As the Colonys new rulers, the British set out to impose some form of law and order on the turbulent eastern frontier, despatching regular troops there in 1811 to help burgher militias - commandos, as they were known - expel the Xhosa from the Zuurveld. In his report to London on the success of the mission, the governor, Sir John Cradock, remarked: I am happy to add that in the course of this service there has not been shed more Kaffir blood than would seem necessary to impress on the minds of these savages a proper degree of terror and respect. In 1819, in a desperate bid to regain their land, 10,000 Xhosa warriors descended on the frontier village of Grahams Town intent on driving out the whites.
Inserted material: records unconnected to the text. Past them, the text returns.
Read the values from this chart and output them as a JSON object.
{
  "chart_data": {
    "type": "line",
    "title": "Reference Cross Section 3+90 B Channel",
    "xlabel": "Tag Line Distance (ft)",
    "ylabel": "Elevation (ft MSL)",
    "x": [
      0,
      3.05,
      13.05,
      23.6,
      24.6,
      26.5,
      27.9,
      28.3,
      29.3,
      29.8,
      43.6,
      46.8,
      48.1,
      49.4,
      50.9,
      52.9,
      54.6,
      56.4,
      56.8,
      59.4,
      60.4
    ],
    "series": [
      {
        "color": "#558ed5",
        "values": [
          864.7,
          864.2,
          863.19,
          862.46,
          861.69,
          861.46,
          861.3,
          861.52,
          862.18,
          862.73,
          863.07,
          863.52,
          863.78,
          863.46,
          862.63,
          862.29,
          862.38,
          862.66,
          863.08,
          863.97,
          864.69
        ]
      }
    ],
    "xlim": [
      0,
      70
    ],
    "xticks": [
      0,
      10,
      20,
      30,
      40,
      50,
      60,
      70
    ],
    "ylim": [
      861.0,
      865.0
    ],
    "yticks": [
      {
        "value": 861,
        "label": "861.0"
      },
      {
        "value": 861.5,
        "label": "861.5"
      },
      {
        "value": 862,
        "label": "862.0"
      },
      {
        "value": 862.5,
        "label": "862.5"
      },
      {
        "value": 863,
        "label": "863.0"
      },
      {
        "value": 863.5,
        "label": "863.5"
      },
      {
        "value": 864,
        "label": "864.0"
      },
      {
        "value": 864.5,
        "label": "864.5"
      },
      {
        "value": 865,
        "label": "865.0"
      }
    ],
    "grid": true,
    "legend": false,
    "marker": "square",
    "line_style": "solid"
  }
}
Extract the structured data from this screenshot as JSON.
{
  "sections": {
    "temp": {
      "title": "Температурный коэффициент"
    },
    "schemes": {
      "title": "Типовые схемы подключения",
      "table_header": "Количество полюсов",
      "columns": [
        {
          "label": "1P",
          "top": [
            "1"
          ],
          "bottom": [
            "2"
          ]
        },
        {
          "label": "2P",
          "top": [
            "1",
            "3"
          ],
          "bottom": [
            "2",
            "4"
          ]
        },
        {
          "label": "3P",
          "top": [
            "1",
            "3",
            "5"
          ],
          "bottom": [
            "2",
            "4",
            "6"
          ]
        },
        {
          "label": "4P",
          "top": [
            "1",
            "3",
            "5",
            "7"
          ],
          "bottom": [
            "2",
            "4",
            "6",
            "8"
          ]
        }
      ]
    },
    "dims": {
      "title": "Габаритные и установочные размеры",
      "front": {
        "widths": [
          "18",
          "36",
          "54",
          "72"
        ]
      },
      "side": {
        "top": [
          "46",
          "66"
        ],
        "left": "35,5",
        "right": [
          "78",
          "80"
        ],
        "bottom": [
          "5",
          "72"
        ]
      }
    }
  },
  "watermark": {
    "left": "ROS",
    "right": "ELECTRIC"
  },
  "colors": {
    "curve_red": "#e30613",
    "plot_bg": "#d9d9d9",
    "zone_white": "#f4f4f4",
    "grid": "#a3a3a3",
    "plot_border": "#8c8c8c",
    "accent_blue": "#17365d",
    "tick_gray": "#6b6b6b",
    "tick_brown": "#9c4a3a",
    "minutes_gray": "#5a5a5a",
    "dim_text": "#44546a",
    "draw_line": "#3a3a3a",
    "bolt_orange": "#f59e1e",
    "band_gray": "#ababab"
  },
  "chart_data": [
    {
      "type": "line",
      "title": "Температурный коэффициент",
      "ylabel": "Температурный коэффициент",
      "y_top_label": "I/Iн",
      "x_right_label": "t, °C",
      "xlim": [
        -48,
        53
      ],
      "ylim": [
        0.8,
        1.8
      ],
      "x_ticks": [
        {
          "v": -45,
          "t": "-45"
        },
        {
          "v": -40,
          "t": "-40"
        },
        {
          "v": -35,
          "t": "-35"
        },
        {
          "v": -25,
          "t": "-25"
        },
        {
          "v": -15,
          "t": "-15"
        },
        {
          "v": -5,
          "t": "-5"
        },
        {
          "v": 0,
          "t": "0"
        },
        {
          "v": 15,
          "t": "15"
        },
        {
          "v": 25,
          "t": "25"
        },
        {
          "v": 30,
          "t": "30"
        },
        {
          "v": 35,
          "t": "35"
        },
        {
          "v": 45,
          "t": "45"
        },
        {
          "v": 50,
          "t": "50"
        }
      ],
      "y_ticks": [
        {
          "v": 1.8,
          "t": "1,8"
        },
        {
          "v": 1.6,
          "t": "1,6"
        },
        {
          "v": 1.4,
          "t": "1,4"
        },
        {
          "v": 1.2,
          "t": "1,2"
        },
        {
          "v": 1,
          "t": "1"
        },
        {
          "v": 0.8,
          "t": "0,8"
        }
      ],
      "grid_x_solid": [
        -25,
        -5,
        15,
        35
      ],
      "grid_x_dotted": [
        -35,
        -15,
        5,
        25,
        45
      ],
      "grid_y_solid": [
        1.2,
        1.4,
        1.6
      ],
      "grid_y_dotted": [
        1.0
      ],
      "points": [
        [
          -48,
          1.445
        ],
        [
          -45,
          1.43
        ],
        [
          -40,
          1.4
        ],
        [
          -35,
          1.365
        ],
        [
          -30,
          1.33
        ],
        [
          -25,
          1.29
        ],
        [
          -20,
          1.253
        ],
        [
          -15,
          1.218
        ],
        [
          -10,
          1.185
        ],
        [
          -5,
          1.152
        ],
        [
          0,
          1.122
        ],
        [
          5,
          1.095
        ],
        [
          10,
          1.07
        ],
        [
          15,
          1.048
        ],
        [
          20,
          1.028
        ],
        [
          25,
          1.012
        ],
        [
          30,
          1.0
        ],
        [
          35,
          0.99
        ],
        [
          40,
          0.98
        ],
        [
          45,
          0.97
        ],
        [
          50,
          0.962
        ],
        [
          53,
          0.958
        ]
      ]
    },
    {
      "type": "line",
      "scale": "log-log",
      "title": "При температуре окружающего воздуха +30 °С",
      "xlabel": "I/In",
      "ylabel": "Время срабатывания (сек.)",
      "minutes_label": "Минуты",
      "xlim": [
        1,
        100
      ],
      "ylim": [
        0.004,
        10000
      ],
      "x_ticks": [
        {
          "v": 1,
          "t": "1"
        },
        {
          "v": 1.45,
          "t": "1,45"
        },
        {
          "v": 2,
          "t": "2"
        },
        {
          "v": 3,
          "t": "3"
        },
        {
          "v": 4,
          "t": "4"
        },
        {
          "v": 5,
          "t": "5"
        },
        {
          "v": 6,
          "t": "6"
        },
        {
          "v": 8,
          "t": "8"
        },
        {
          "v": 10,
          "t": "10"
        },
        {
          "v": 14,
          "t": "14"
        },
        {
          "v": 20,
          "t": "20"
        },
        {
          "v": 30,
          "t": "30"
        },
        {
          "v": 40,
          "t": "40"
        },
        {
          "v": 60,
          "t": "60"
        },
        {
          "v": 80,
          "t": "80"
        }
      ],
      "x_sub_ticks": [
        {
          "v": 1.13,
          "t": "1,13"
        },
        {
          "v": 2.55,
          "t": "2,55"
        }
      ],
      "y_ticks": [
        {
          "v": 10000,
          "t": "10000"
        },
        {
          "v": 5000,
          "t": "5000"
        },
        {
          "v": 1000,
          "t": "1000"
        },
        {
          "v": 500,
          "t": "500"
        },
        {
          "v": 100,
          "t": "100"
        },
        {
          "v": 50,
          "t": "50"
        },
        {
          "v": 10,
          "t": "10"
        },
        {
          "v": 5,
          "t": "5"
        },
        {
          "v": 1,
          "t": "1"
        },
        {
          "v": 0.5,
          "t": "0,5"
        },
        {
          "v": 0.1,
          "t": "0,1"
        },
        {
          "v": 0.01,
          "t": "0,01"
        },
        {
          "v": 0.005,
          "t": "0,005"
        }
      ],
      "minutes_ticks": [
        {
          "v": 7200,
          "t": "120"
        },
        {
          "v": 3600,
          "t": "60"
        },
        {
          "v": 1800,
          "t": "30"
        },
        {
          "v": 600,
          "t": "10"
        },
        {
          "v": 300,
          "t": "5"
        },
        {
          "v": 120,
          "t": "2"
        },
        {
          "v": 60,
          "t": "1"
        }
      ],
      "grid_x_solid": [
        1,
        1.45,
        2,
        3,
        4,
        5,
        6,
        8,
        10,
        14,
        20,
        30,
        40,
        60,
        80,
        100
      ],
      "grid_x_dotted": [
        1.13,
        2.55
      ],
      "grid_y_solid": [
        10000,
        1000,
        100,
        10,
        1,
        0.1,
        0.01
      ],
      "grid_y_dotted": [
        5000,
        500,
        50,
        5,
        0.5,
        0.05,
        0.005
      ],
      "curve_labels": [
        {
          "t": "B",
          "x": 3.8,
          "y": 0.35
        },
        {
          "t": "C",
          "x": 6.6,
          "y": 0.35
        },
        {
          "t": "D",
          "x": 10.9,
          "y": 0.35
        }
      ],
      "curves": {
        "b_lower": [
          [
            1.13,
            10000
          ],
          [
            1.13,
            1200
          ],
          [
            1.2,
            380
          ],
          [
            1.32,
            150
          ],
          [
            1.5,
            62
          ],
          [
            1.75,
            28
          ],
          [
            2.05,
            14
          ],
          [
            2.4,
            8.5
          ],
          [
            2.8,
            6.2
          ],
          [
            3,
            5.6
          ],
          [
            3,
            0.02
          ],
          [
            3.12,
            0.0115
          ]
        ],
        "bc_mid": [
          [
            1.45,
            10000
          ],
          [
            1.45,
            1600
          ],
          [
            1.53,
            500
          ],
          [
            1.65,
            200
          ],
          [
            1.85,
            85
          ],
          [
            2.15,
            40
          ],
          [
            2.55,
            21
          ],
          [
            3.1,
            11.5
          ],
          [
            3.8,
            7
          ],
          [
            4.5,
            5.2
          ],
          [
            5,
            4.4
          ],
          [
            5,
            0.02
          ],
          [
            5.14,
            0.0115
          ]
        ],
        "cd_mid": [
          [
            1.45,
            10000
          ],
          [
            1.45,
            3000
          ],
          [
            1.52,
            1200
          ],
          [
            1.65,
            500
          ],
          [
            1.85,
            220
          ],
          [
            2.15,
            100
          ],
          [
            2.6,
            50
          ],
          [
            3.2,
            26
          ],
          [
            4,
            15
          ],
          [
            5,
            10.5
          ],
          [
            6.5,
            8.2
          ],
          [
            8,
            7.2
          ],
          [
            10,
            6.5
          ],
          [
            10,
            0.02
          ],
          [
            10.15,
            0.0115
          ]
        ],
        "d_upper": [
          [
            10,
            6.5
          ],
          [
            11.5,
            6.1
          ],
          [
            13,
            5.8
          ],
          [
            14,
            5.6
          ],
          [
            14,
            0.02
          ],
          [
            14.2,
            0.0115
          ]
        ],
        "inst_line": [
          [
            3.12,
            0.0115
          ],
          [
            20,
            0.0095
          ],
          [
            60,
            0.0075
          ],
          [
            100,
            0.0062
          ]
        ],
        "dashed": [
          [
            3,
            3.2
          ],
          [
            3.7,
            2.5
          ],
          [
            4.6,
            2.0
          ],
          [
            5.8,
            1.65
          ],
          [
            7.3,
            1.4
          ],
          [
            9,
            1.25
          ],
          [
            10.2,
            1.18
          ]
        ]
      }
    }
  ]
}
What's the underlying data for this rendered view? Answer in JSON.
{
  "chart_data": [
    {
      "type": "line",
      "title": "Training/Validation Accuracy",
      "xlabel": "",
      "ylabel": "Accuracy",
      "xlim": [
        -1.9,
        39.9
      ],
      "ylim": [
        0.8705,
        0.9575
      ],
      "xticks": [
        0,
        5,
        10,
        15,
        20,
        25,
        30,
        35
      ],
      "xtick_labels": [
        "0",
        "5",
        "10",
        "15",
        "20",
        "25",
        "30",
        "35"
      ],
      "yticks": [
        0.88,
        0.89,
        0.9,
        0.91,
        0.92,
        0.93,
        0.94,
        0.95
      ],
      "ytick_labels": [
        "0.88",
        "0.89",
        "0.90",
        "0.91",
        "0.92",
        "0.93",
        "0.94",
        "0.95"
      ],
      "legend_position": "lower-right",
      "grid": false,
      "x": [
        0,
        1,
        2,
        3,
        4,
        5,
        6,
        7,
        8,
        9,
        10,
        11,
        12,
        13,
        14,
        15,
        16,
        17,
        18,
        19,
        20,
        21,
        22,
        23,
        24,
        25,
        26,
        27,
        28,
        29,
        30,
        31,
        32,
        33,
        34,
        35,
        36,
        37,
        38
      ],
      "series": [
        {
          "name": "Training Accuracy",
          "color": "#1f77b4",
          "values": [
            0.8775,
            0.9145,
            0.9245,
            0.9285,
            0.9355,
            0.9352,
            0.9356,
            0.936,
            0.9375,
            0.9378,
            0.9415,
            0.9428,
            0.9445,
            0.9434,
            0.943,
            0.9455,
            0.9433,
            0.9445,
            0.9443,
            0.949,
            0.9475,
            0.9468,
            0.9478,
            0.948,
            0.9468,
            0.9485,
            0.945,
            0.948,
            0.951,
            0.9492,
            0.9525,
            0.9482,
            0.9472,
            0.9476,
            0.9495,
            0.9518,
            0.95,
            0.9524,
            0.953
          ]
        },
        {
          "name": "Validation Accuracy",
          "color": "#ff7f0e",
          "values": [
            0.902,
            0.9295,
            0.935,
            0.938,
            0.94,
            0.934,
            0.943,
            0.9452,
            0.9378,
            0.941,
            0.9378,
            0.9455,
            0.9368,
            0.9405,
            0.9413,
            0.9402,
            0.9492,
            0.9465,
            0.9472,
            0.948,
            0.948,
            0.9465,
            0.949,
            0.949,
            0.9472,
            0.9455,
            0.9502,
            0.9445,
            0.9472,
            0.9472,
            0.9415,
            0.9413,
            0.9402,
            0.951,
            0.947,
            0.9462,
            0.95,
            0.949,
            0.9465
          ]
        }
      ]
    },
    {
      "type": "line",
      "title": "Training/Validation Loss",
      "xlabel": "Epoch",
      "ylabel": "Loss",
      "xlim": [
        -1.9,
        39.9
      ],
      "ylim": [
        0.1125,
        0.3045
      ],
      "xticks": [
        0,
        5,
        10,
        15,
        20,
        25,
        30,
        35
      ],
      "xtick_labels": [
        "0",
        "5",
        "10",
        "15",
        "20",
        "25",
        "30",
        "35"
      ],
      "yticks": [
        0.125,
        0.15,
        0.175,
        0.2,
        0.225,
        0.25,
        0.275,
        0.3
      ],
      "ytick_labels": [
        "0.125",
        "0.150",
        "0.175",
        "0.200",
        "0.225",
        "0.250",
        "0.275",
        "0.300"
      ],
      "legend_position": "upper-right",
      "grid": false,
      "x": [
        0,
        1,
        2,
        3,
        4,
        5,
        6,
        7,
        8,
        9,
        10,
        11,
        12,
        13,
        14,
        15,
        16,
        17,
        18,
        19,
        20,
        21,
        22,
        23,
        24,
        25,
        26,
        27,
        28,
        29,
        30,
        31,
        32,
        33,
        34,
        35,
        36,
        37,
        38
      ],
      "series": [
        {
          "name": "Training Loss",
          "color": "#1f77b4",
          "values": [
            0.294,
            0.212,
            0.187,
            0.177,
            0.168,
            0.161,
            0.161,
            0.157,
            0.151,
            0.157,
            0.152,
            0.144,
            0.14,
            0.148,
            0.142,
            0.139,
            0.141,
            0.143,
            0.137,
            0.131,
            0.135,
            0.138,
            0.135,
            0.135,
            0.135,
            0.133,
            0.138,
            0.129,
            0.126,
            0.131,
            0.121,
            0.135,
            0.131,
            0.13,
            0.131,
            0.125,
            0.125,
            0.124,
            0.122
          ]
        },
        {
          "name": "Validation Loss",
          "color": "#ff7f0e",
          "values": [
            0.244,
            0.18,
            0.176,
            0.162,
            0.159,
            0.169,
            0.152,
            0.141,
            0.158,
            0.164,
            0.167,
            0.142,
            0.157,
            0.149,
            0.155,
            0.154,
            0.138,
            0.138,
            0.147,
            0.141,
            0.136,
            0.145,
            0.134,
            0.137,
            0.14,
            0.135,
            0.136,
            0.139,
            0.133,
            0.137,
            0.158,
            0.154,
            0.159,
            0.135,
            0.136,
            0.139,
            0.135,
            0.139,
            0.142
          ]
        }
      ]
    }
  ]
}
But, once again, they were defeated, losing yet more land to the colonists.
In an attempt to provide the eastern frontier with greater security, the British government devised a plan to populate the area with immigrant settlers from Britain. The plan was presented to Parliament in London as an economy measure that would help reduce unemployment and alleviate social unrest prevalent after the end of the Napoleonic Wars. Parliament duly voted 50,000 to transport volunteers to the Zuurveld and set them up as agricultural farmers on allotments of about a hundred acres. Some 4,000 men, women and children were chosen from among 80,000 applicants. The majority of the men were urban artisans with no farming experience. What none of them was told, until their arrival in Algoa Bay in 1820, was that the land they had been allocated was in fiercely disputed territory where five frontier wars had previously occurred. The new settlers also discovered that the sour-grass farms of the Zuurveld were unsuitable for cultivation. Within a few years, more than half had abandoned the land and retreated to villages.
Having sponsored the 1820 settlers, the British government was then obliged to ensure their protection in this highly volatile area. To the consternation of the Colonial Office, as the succession of frontier wars with the Xhosa continued, this became an increasingly costly exercise. In his review of the history of British policy at the Cape published in 1853, a former colonial secretary, Earl Grey, concluded that the governments commitment to British settlement made in 1819 on the grounds of being an economy measure proved to be among the most expensive in the annals of the British empire. What British officials found especially aggravating was that Britain had no vital interest in the Cape other than its naval facilities on the peninsula. Few persons would probably dissent from the opinion that it would be far better for this country if the British territory in South Africa were confined to Cape Town and Simons Bay, observed Earl Grey. A long-serving senior Colonial Office official, James Stephen, described the Cape interior as the most sterile and worthless in the whole Empire, with no commercial significance.